The functional role (if any) of ~98% of mammalian genomes remains undetermined. Nóbrega et al. (2004) deleted ~2 Mb-long sequences from the mouse genome, a 1,817,000 region mapping to mouse chromosome 3 and a 983,000 region mapping to chromosome 19. (Orthologous regions of about the same size are present on human chromosomes 1 and 10, respectively.) Viable mice homozygous for the deletions were generated and were indistinguishable from wild-type littermates with regard to morphology, reproductive fitness, growth, longevity, and general homeostasis. Further analysis of the expression of multiple genes bracketing the deletions revealed only minor expression differences between homozygous-deletion mice and wild-type mice.

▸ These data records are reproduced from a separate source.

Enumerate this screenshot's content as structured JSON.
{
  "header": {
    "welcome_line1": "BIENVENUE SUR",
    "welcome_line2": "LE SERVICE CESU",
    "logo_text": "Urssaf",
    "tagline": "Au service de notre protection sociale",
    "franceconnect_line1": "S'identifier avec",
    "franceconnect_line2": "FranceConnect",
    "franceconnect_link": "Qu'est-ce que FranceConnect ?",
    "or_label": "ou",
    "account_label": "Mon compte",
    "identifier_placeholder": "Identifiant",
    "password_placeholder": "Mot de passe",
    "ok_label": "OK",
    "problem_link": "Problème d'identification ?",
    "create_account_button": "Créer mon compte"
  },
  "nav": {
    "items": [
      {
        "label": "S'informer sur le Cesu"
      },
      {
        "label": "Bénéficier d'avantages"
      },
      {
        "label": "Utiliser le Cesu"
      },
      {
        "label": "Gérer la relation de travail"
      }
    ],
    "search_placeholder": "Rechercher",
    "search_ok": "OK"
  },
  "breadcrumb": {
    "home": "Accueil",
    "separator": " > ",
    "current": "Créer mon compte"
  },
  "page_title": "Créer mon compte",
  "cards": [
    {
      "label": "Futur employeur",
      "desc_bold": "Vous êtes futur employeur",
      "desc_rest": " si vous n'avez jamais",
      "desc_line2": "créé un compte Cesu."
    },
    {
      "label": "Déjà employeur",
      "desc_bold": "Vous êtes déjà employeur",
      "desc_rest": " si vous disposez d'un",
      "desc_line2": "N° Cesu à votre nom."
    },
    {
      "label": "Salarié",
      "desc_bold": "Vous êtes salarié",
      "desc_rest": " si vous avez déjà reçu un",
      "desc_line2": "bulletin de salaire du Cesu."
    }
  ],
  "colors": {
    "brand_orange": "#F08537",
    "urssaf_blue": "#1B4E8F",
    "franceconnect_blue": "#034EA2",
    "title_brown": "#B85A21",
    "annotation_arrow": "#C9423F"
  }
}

The two deleted segments harbor 1,243 non-coding sequences conserved between humans and rodents (more than 100 base pairs, 70% identity). Yet, the deletion of so many sequences that have been conserved for such long period of time (mouse-human divergence ≈ 100 million years) resulted in no reduction in fitness. Conclusion I: There are potentially ‘disposable DNA’ in the genomes of mammals. Conclusion II: Sequence conservation may not necessarily indicate constraint.

Ahituv et al. (2007) removed from the mouse genome four ultraconserved elements— sequences of 200 base pairs or longer that are 100% identical among human, mouse, and rat.

Remarkably, lines of mice homozygous for the four deletions were viable and fertile, and failed to reveal any developmental or phenotypic abnormalities.

These results indicate that extreme sequence conservation may not necessarily reflect extreme evolutionary constraint. There must be forces other than selection that promote sequence conservation.